下田佳代子 Misada, Kayoko

【下田佳代子:ギンヨウアカシア(マメ科)Acacia baileyana】
ギンヨウアカシア(マメ科)Acacia baileyana

(透明水彩・鉛筆・紙 44.0×37.0cm)
2023年4月15日更新

作者 プロフィール

下田 佳代子 Misada, Kayoko (栃木県)

子どもの頃から絵が好きで描き続けています。ボタニカルアートとの出会いは1992年です。K先生から手ほどきを受けました。2001年K先生から講座開講を勧められ現在講師をしています。

美術好きが入り口だった私は植物の知識がありませんでした。必要を感じて観察や書物によって少しずつ理解するようになりました。

植物に対する考えが大きく変わったのは植物の書籍の「光合成」の章を読んでからです。たしか中学生の理科で習ったはずでしたが、当時は何の驚きも感動も覚えませんでした。ところが大人になった私は非常に驚き感動したのです。光合成によって植物は有機物つまり炭水化物や糖を生み出します。それは食物連鎖の最も底辺にあり、地球上のいかなる生物も植物なしでは生きていけないという事実です。

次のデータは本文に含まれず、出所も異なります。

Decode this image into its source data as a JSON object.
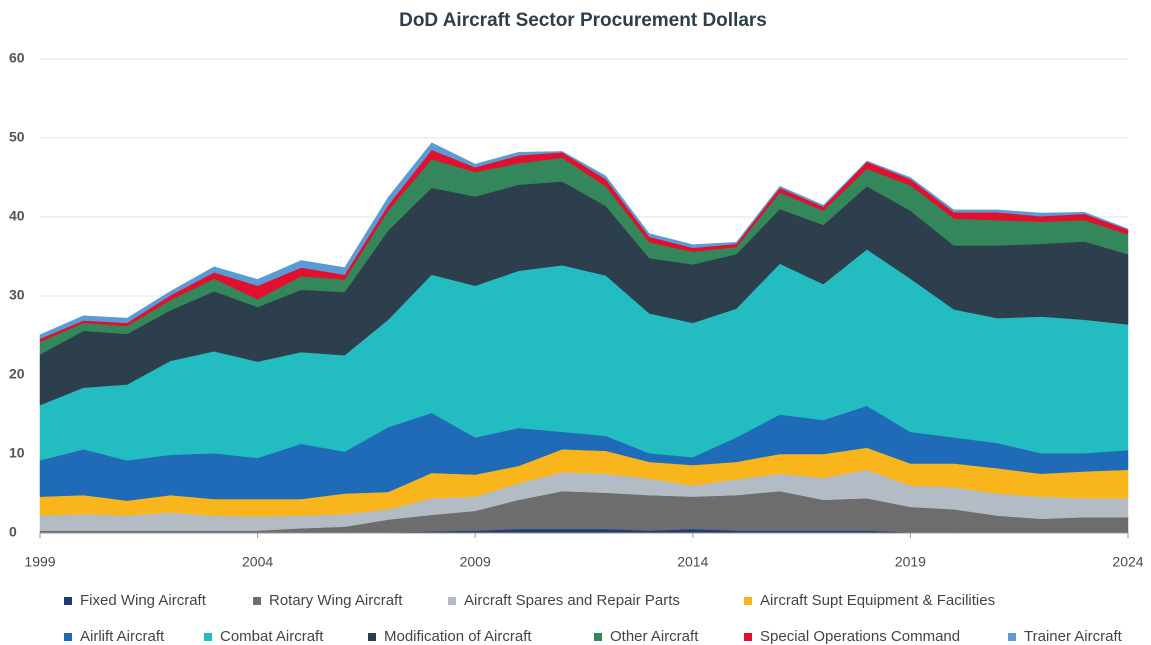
{
  "chart_data": {
    "type": "stacked_area",
    "title": "DoD Aircraft Sector Procurement Dollars",
    "x": [
      1999,
      2000,
      2001,
      2002,
      2003,
      2004,
      2005,
      2006,
      2007,
      2008,
      2009,
      2010,
      2011,
      2012,
      2013,
      2014,
      2015,
      2016,
      2017,
      2018,
      2019,
      2020,
      2021,
      2022,
      2023,
      2024
    ],
    "xlim": [
      1999,
      2024
    ],
    "xticks": [
      1999,
      2004,
      2009,
      2014,
      2019,
      2024
    ],
    "ylim": [
      0,
      60
    ],
    "yticks": [
      0,
      10,
      20,
      30,
      40,
      50,
      60
    ],
    "grid": true,
    "legend": "bottom",
    "series": [
      {
        "name": "Fixed Wing Aircraft",
        "color": "#1f3a7a",
        "values": [
          0.1,
          0.1,
          0.1,
          0.1,
          0.1,
          0.1,
          0.1,
          0.1,
          0.1,
          0.2,
          0.3,
          0.5,
          0.5,
          0.5,
          0.3,
          0.5,
          0.3,
          0.3,
          0.3,
          0.3,
          0.1,
          0.1,
          0.1,
          0.1,
          0.1,
          0.1
        ]
      },
      {
        "name": "Rotary Wing Aircraft",
        "color": "#6d6d6d",
        "values": [
          0.2,
          0.2,
          0.2,
          0.2,
          0.2,
          0.2,
          0.5,
          0.7,
          1.6,
          2.1,
          2.5,
          3.7,
          4.8,
          4.6,
          4.5,
          4.1,
          4.5,
          5.0,
          3.9,
          4.1,
          3.2,
          2.9,
          2.1,
          1.7,
          1.9,
          1.9
        ]
      },
      {
        "name": "Aircraft Spares and Repair Parts",
        "color": "#b3bcc4",
        "values": [
          1.9,
          2.1,
          1.9,
          2.3,
          1.9,
          1.8,
          1.6,
          1.6,
          1.3,
          2.1,
          1.8,
          2.1,
          2.4,
          2.4,
          2.1,
          1.4,
          2.0,
          2.2,
          2.8,
          3.6,
          2.7,
          2.8,
          2.8,
          2.8,
          2.4,
          2.4
        ]
      },
      {
        "name": "Aircraft Supt Equipment & Facilities",
        "color": "#f9b51c",
        "values": [
          2.4,
          2.4,
          1.9,
          2.2,
          2.1,
          2.2,
          2.1,
          2.6,
          2.2,
          3.2,
          2.8,
          2.2,
          2.9,
          2.9,
          2.1,
          2.6,
          2.2,
          2.5,
          3.0,
          2.8,
          2.8,
          3.0,
          3.2,
          2.9,
          3.4,
          3.6
        ]
      },
      {
        "name": "Airlift Aircraft",
        "color": "#1f6bb8",
        "values": [
          4.6,
          5.8,
          5.1,
          5.1,
          5.8,
          5.2,
          7.0,
          5.3,
          8.2,
          7.6,
          4.7,
          4.8,
          2.2,
          1.9,
          1.1,
          1.0,
          3.1,
          5.0,
          4.3,
          5.3,
          4.0,
          3.3,
          3.2,
          2.6,
          2.3,
          2.5
        ]
      },
      {
        "name": "Combat Aircraft",
        "color": "#23bcc0",
        "values": [
          7.0,
          7.8,
          9.6,
          11.9,
          12.9,
          12.2,
          11.6,
          12.2,
          13.6,
          17.5,
          19.2,
          19.9,
          21.1,
          20.3,
          17.7,
          17.0,
          16.3,
          19.1,
          17.2,
          19.8,
          19.4,
          16.2,
          15.8,
          17.3,
          16.9,
          15.9
        ]
      },
      {
        "name": "Modification of Aircraft",
        "color": "#2d3e4c",
        "values": [
          6.4,
          7.2,
          6.4,
          6.4,
          7.6,
          6.9,
          7.9,
          8.0,
          11.3,
          11.0,
          11.3,
          10.9,
          10.6,
          8.8,
          7.0,
          7.4,
          6.9,
          6.9,
          7.5,
          8.0,
          8.6,
          8.1,
          9.2,
          9.2,
          9.9,
          8.9
        ]
      },
      {
        "name": "Other Aircraft",
        "color": "#33875a",
        "values": [
          1.6,
          1.0,
          1.0,
          1.3,
          1.6,
          1.0,
          1.7,
          1.6,
          2.5,
          3.6,
          3.1,
          2.7,
          3.0,
          2.5,
          2.0,
          1.6,
          0.9,
          2.1,
          1.8,
          2.2,
          3.2,
          3.4,
          3.2,
          2.8,
          2.7,
          2.5
        ]
      },
      {
        "name": "Special Operations Command",
        "color": "#e0102e",
        "values": [
          0.4,
          0.3,
          0.4,
          0.6,
          0.8,
          1.7,
          1.1,
          0.6,
          0.7,
          1.2,
          0.6,
          1.0,
          0.7,
          0.9,
          0.7,
          0.5,
          0.4,
          0.6,
          0.5,
          0.9,
          0.8,
          0.8,
          1.0,
          0.7,
          0.8,
          0.6
        ]
      },
      {
        "name": "Trainer Aircraft",
        "color": "#5b9bd5",
        "values": [
          0.5,
          0.6,
          0.6,
          0.5,
          0.7,
          0.8,
          0.9,
          0.9,
          1.0,
          0.9,
          0.4,
          0.4,
          0.1,
          0.4,
          0.4,
          0.4,
          0.2,
          0.2,
          0.2,
          0.1,
          0.2,
          0.3,
          0.3,
          0.4,
          0.2,
          0.1
        ]
      }
    ]
  }
}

水と光と二酸化炭素から有機物と酸素を作り出すという神業は人間の先端科学を駆使してもいまだ不可能なことなのです。そして今世界中で目標に掲げている二酸化炭素削減ですが、植物は地上でも水中でも太古からそれを絶え間なく行っているのです。しかも酸素を供給しながら。

無知だった私は植物を描き始めてやっと植物の恩恵に気づきました。描き方も変わったように思います。初めの頃は見栄えよく描くことに心を砕いていましたが、今は一つ一つの作業をかみしめるように進めています。それは植物に対する心からの尊敬からです。

美しく知的な植物画を描きたい、それが私の目標ですが、魅力ある絵を描けばきっと誰かが目を止めてくれて、そこから植物への関心が広がって植物の大切さを知り、庭やベランダに緑が増えるかもしれません。もう少し広がって公園の緑も増えて、その先にアマゾンの乱開発を止める力があるかもしれません。

ボタニカルアートを描きつつ少しずつ緑の大切さをお伝えして役に立つことができればと、柄にもないことを考えています。

*科名、学名は作品掲載当時の図録に基づき表記しております。